S’agissant ensuite de l’agro-écologie en tant qu’alternative à notre mode de production agricole, votre résolution veut faire de ce mode de production l’alpha et l’oméga de notre agriculture. Or, si l’agro-écologie peut conduire à des expérimentations intéressantes, elle ne peut, à elle seule, constituer l’unique socle de la politique de développement agricole et assurer la totalité de la production alimentaire, que ce soit en France ou dans le reste du monde.
L’agro-écologie en Vaucluse, premier département – que je connais bien – agricole de la région Provence-Alpes-Côte d’Azur, est menacée par la prolifération des parasites. L’an dernier, la production d’huile d’olive s’est effondrée à cause de la bactérie Xylella fastidiosa. La production de cerises – qui a baissé de 40 % l’an dernier – est menacée par la drosophile Drosophila suzukii. Et certains vignerons bio ont décidé de faire machine arrière, compte tenu de la prolifération d’un autre parasite, le black-rot.
Nous avons besoin, au contraire, d’assurer la transition de l’agriculture vers des systèmes à la fois plus compétitifs et plus vertueux sur le plan écologique. Cela suppose de renforcer nos dispositifs de recherche et d’expérimentation, afin de faire face à ces parasites, et d’accélérer l’innovation dans nos filières, tout en les croisant avec les besoins et les initiatives locales. Je constate cependant, dans mon département, qu’à l’inverse les laboratoires d’expérimentation agricole sont confrontés à une baisse continue de leurs ressources, ce qui ne leur permet pas de faire face aux menaces.
De plus, que dire de la concurrence internationale, intra et extra-européenne, qui fait fi de notre réglementation interne et qui déverse allègrement sur le marché français des produits moins qualitatifs et qui ne respectent pas nos normes ? Ces dernières sont pourtant très restrictives en matière de produits phytosanitaires.
Je prendrai pour exemple le cas du diméthoate, pesticide utilisé dans la culture de la cerise, que les agriculteurs concernés ne peuvent utiliser avant une certaine date : cela, en tout cas en Vaucluse, fait baisser la production, alors que, dans le même temps, les étals se remplissent de cerises provenant de Turquie et dont les producteurs ne sont pas du tout frappés de la même interdiction qui est vue, dans notre pays, comme un problème sanitaire.

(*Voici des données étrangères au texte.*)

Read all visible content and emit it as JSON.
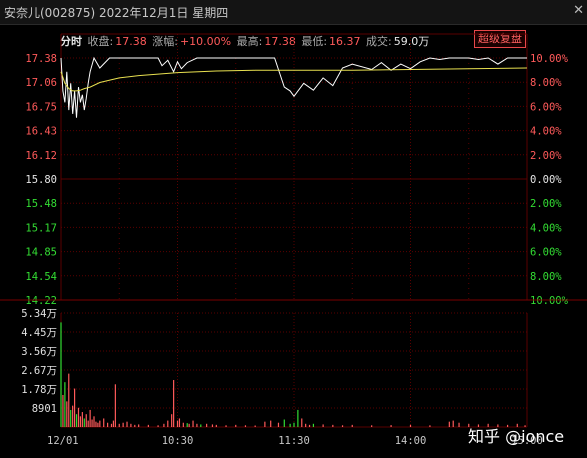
{
  "window": {
    "title": "安奈儿(002875)  2022年12月1日  星期四",
    "close_label": "✕"
  },
  "info": {
    "tab": "分时",
    "close_label": "收盘:",
    "close_value": "17.38",
    "change_label": "涨幅:",
    "change_value": "+10.00%",
    "high_label": "最高:",
    "high_value": "17.38",
    "low_label": "最低:",
    "low_value": "16.37",
    "volume_label": "成交:",
    "volume_value": "59.0万",
    "super_button": "超级复盘"
  },
  "watermark": "知乎 @ionce",
  "colors": {
    "up": "#ff5a5a",
    "down": "#33dd33",
    "flat": "#e6e6e6",
    "price_line": "#ffffff",
    "avg_line": "#e8e050",
    "grid": "#5a0000"
  },
  "chart_data": [
    {
      "type": "line",
      "base_price": 15.8,
      "ylim": [
        14.22,
        17.38
      ],
      "y_ticks_left": [
        "17.38",
        "17.06",
        "16.75",
        "16.43",
        "16.12",
        "15.80",
        "15.48",
        "15.17",
        "14.85",
        "14.54",
        "14.22"
      ],
      "y_ticks_right": [
        "10.00%",
        "8.00%",
        "6.00%",
        "4.00%",
        "2.00%",
        "0.00%",
        "2.00%",
        "4.00%",
        "6.00%",
        "8.00%",
        "10.00%"
      ],
      "x_ticks": [
        "12/01",
        "10:30",
        "11:30",
        "14:00",
        "15:00"
      ],
      "series": [
        {
          "role": "price",
          "x": [
            0,
            1,
            2,
            3,
            4,
            5,
            6,
            7,
            8,
            9,
            10,
            11,
            12,
            13,
            14,
            15,
            17,
            20,
            25,
            30,
            40,
            45,
            50,
            52,
            55,
            58,
            60,
            62,
            65,
            70,
            75,
            80,
            90,
            100,
            110,
            115,
            118,
            120,
            125,
            130,
            135,
            140,
            145,
            150,
            160,
            165,
            170,
            175,
            180,
            185,
            190,
            195,
            200,
            210,
            215,
            220,
            225,
            230,
            235,
            240
          ],
          "values": [
            17.38,
            16.95,
            16.8,
            17.2,
            16.7,
            17.05,
            16.65,
            16.95,
            16.6,
            17.0,
            16.8,
            16.9,
            16.7,
            16.85,
            17.05,
            17.2,
            17.38,
            17.25,
            17.38,
            17.38,
            17.38,
            17.38,
            17.38,
            17.28,
            17.35,
            17.2,
            17.33,
            17.24,
            17.32,
            17.38,
            17.38,
            17.38,
            17.38,
            17.38,
            17.38,
            17.0,
            16.95,
            16.88,
            17.05,
            16.96,
            17.12,
            17.02,
            17.25,
            17.3,
            17.23,
            17.32,
            17.22,
            17.3,
            17.24,
            17.33,
            17.38,
            17.36,
            17.38,
            17.38,
            17.36,
            17.38,
            17.3,
            17.38,
            17.38,
            17.38
          ]
        },
        {
          "role": "average",
          "x": [
            0,
            2,
            4,
            6,
            8,
            10,
            12,
            15,
            20,
            30,
            40,
            60,
            80,
            100,
            120,
            150,
            180,
            210,
            240
          ],
          "values": [
            17.2,
            17.05,
            16.98,
            16.95,
            16.95,
            16.96,
            16.98,
            17.0,
            17.06,
            17.12,
            17.15,
            17.19,
            17.21,
            17.22,
            17.22,
            17.22,
            17.23,
            17.24,
            17.25
          ]
        }
      ]
    },
    {
      "type": "bar",
      "ylim": [
        0,
        53400
      ],
      "y_ticks": [
        "5.34万",
        "4.45万",
        "3.56万",
        "2.67万",
        "1.78万",
        "8901"
      ],
      "bars": [
        {
          "x": 0,
          "v": 49000,
          "c": "down"
        },
        {
          "x": 1,
          "v": 15000,
          "c": "up"
        },
        {
          "x": 2,
          "v": 21000,
          "c": "down"
        },
        {
          "x": 3,
          "v": 12000,
          "c": "up"
        },
        {
          "x": 4,
          "v": 25000,
          "c": "up"
        },
        {
          "x": 5,
          "v": 8000,
          "c": "down"
        },
        {
          "x": 6,
          "v": 10000,
          "c": "up"
        },
        {
          "x": 7,
          "v": 18000,
          "c": "up"
        },
        {
          "x": 8,
          "v": 6000,
          "c": "down"
        },
        {
          "x": 9,
          "v": 9000,
          "c": "up"
        },
        {
          "x": 10,
          "v": 5000,
          "c": "up"
        },
        {
          "x": 11,
          "v": 7000,
          "c": "up"
        },
        {
          "x": 12,
          "v": 4000,
          "c": "down"
        },
        {
          "x": 13,
          "v": 6000,
          "c": "up"
        },
        {
          "x": 14,
          "v": 3000,
          "c": "up"
        },
        {
          "x": 15,
          "v": 8000,
          "c": "up"
        },
        {
          "x": 16,
          "v": 3500,
          "c": "up"
        },
        {
          "x": 17,
          "v": 5000,
          "c": "up"
        },
        {
          "x": 18,
          "v": 2500,
          "c": "up"
        },
        {
          "x": 19,
          "v": 2000,
          "c": "up"
        },
        {
          "x": 20,
          "v": 3000,
          "c": "up"
        },
        {
          "x": 22,
          "v": 4000,
          "c": "up"
        },
        {
          "x": 24,
          "v": 2000,
          "c": "up"
        },
        {
          "x": 26,
          "v": 1500,
          "c": "up"
        },
        {
          "x": 27,
          "v": 3000,
          "c": "up"
        },
        {
          "x": 28,
          "v": 20000,
          "c": "up"
        },
        {
          "x": 30,
          "v": 1500,
          "c": "up"
        },
        {
          "x": 32,
          "v": 2000,
          "c": "up"
        },
        {
          "x": 34,
          "v": 2500,
          "c": "up"
        },
        {
          "x": 36,
          "v": 1500,
          "c": "up"
        },
        {
          "x": 38,
          "v": 1000,
          "c": "up"
        },
        {
          "x": 40,
          "v": 1200,
          "c": "up"
        },
        {
          "x": 45,
          "v": 1000,
          "c": "up"
        },
        {
          "x": 50,
          "v": 800,
          "c": "up"
        },
        {
          "x": 53,
          "v": 1500,
          "c": "up"
        },
        {
          "x": 55,
          "v": 3000,
          "c": "up"
        },
        {
          "x": 57,
          "v": 6000,
          "c": "up"
        },
        {
          "x": 58,
          "v": 22000,
          "c": "up"
        },
        {
          "x": 60,
          "v": 3000,
          "c": "up"
        },
        {
          "x": 61,
          "v": 4000,
          "c": "up"
        },
        {
          "x": 63,
          "v": 2000,
          "c": "up"
        },
        {
          "x": 65,
          "v": 1800,
          "c": "down"
        },
        {
          "x": 66,
          "v": 1500,
          "c": "up"
        },
        {
          "x": 68,
          "v": 3000,
          "c": "up"
        },
        {
          "x": 70,
          "v": 1500,
          "c": "up"
        },
        {
          "x": 72,
          "v": 1200,
          "c": "down"
        },
        {
          "x": 75,
          "v": 1500,
          "c": "up"
        },
        {
          "x": 78,
          "v": 1200,
          "c": "up"
        },
        {
          "x": 80,
          "v": 1000,
          "c": "up"
        },
        {
          "x": 85,
          "v": 800,
          "c": "up"
        },
        {
          "x": 90,
          "v": 1000,
          "c": "up"
        },
        {
          "x": 95,
          "v": 800,
          "c": "up"
        },
        {
          "x": 100,
          "v": 700,
          "c": "up"
        },
        {
          "x": 105,
          "v": 2500,
          "c": "up"
        },
        {
          "x": 108,
          "v": 3000,
          "c": "up"
        },
        {
          "x": 112,
          "v": 2000,
          "c": "up"
        },
        {
          "x": 115,
          "v": 3500,
          "c": "down"
        },
        {
          "x": 118,
          "v": 1500,
          "c": "down"
        },
        {
          "x": 120,
          "v": 2000,
          "c": "down"
        },
        {
          "x": 122,
          "v": 8000,
          "c": "down"
        },
        {
          "x": 124,
          "v": 4000,
          "c": "up"
        },
        {
          "x": 126,
          "v": 1500,
          "c": "up"
        },
        {
          "x": 128,
          "v": 1000,
          "c": "up"
        },
        {
          "x": 130,
          "v": 1500,
          "c": "down"
        },
        {
          "x": 135,
          "v": 1200,
          "c": "up"
        },
        {
          "x": 140,
          "v": 1000,
          "c": "up"
        },
        {
          "x": 145,
          "v": 800,
          "c": "up"
        },
        {
          "x": 150,
          "v": 1000,
          "c": "up"
        },
        {
          "x": 160,
          "v": 800,
          "c": "up"
        },
        {
          "x": 170,
          "v": 900,
          "c": "up"
        },
        {
          "x": 180,
          "v": 1000,
          "c": "up"
        },
        {
          "x": 190,
          "v": 800,
          "c": "up"
        },
        {
          "x": 200,
          "v": 2500,
          "c": "up"
        },
        {
          "x": 202,
          "v": 3000,
          "c": "up"
        },
        {
          "x": 205,
          "v": 2000,
          "c": "up"
        },
        {
          "x": 210,
          "v": 1500,
          "c": "up"
        },
        {
          "x": 215,
          "v": 1200,
          "c": "up"
        },
        {
          "x": 220,
          "v": 1500,
          "c": "up"
        },
        {
          "x": 225,
          "v": 1200,
          "c": "up"
        },
        {
          "x": 230,
          "v": 1000,
          "c": "up"
        },
        {
          "x": 235,
          "v": 1500,
          "c": "up"
        },
        {
          "x": 239,
          "v": 800,
          "c": "up"
        }
      ]
    }
  ]
}
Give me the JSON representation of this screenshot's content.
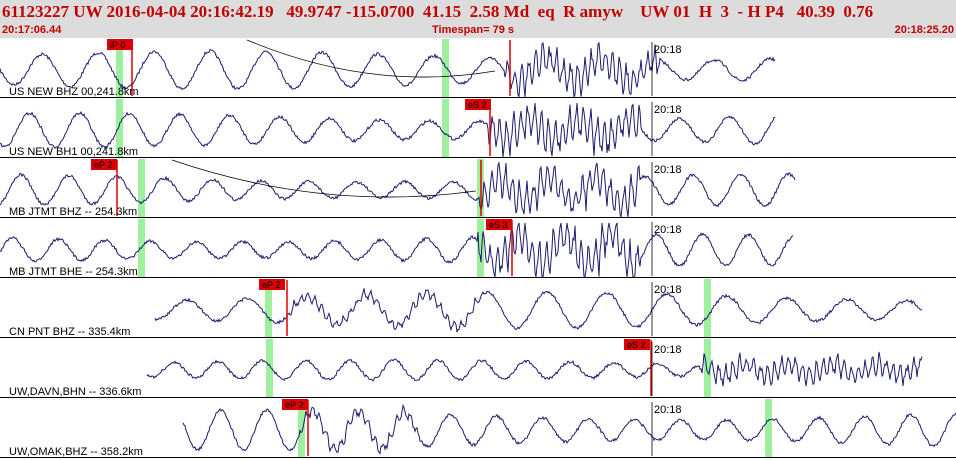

Cette situation aboutit à ce que les consommateurs français consomment, quoi qu’il en soit, du diméthoate : madame la ministre, nous marchons complètement sur la tête ! Il faut donc revenir au principe de réalité, face à une concurrence bien souvent déloyale au niveau mondial.
S’agissant enfin de l’économie circulaire, la promotion de celle-ci, aux côtés de la croissance verte et du développement local des énergies renouvelables, est, je vous le répète, tout simplement contradictoire.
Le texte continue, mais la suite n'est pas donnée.